Future considerations

  • Compatibility between hotfixes and OEM customisations.
  • OEM customisations applied via hotfix mechanism?
  • Interactions with supplemental packs.
  • How to update tools installed in VMs?
    • [PB: For the first go around we could do alerts within the guest. But we have to figure out how to run the installer with elevated privileges as the regular Windows user might not have that level of access on a locked down business VM.]
  • Use same mechanism for Kent/non-Kent variants? Difficult since creates a VM and hotfixes don't survive upgrades.
  • Applying upgrades and hotfixes to Synchroniser?
  • [Hotfix with prerequisite hotfixes?]
    • [PB: This is really up to you guys, I don’t have a problem with a hotfix requirement for another hotfix but it may get messy for our admins. It might be better to bundle any prereqs into the hotfix.]
  • [Hotfix superseding another hotfix?]
    • [PB: This is really up to you.

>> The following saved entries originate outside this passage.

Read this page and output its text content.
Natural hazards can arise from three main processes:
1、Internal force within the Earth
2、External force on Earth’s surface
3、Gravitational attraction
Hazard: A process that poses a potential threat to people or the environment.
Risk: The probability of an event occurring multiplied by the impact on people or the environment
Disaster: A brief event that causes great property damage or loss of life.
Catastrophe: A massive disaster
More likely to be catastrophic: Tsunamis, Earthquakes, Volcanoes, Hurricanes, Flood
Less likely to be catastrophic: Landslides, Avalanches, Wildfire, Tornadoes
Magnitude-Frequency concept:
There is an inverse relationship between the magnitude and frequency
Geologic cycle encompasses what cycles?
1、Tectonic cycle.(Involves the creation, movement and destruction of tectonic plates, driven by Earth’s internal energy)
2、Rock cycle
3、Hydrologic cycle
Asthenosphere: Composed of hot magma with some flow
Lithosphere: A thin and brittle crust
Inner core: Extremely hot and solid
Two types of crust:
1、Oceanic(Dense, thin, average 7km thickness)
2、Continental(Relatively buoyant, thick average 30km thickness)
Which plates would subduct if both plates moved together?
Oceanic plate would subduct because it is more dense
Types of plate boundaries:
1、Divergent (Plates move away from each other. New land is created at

I think eventually we need this but in the early days we can likely just document that a certain hotfix supersedes another.]
  • [Hotfix being incompatible with another hotfix?]
    • [PB: Could but I think it’s an edge case, I would design for adding this in the future.]

Updating via host installer

[Need to decide if this is necessary. Main motivation is to recover from problems where client won't boot.]

  • It must be possible to apply an update from the host installer, either from optical media or via the network.
    • The host installer must require the device admin password to be entered on the client.